If Yoda gets it wrong, what movie teacher gets it right? Well, my vote is for Mr. Miyagi of the original Karate Kid. Fixer of bikes, grower of bonsai trees, a teacher to Danielson. The story is simple. Danielson moves to a new town and due in part to his poor social skills gets bullied by a bunch of karate loving jerks. Mr. Miyagi agrees to teach Danielson karate to fight the bullies at the All Valley Karate Tournament. But what’s relevant here is how Mr. Miyagi taught Danielson.

Mr. Miyagi:

Wax on. Wax off.

Ryan Orwig:

Note how Mr. Miyagi gives Daniel discrete corrective feedback as Danielson develops and practices his new skills.

Mr. Miyagi:

[crosstalk 00:05:47] to make circle. Wax off [crosstalk 00:05:49].

Ryan Orwig:

Mr. Miyagi allows him to try and mess up, then get immediate feedback. Yes. Perhaps he’s a little disgusted by Daniel’s failures and attitude, but who wouldn’t be?

Daniel:

Wax on. Wax off.

Mr. Miyagi:

Wax on. Wax off. Wax on. Wax off. Concentrate.
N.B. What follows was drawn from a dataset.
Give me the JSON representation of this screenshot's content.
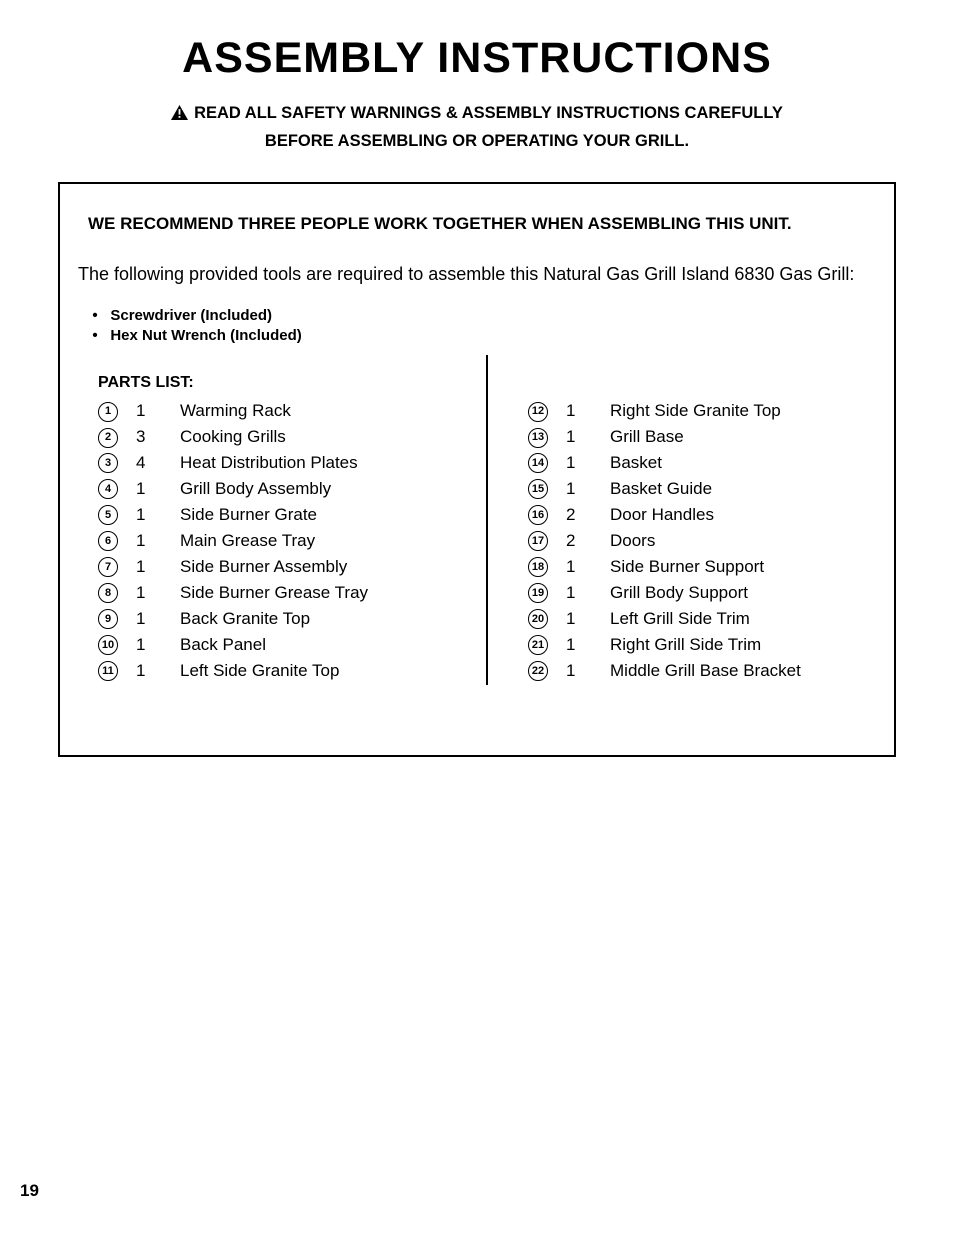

Look at my eye. [crosstalk 00:00:06:06].

Ryan Orwig:

Miyagi encourages Daniel to iterate and then provides discreet corrective feedback. I’m sort of stretching this I realize to make it fit. But whereas Yoda is rather absolutest in his do or do not, there is no try approach. Miyagi guiding Danielson and allowing him to messily get where he needs to be, in my book is a much better methodology for teaching. So what are the results here? Yoda trains Luke with the axiom of do or do not, there is no try, not having Luke repeatedly practice and fail with these new skills.

Ryan Orwig:

And how does that turn out for Luke? He runs into a Sith Lord gets his hand chopped off and he falls into a chasm. Mr. Miyagi, on the other hand, teaches Danielson the individual moves repeatedly in isolation then provides corrective feedback so that Danielson can put the pieces together in action at the All Valley Karate Championship. Yeah. Danielson? Yeah. He wins. So from a certain point of view, I’ll let these results speak for themselves. I doubt I’ve won anyone over with this argument, but hopefully I’ve illustrated the importance of failing when attempting retrieval practice when studying.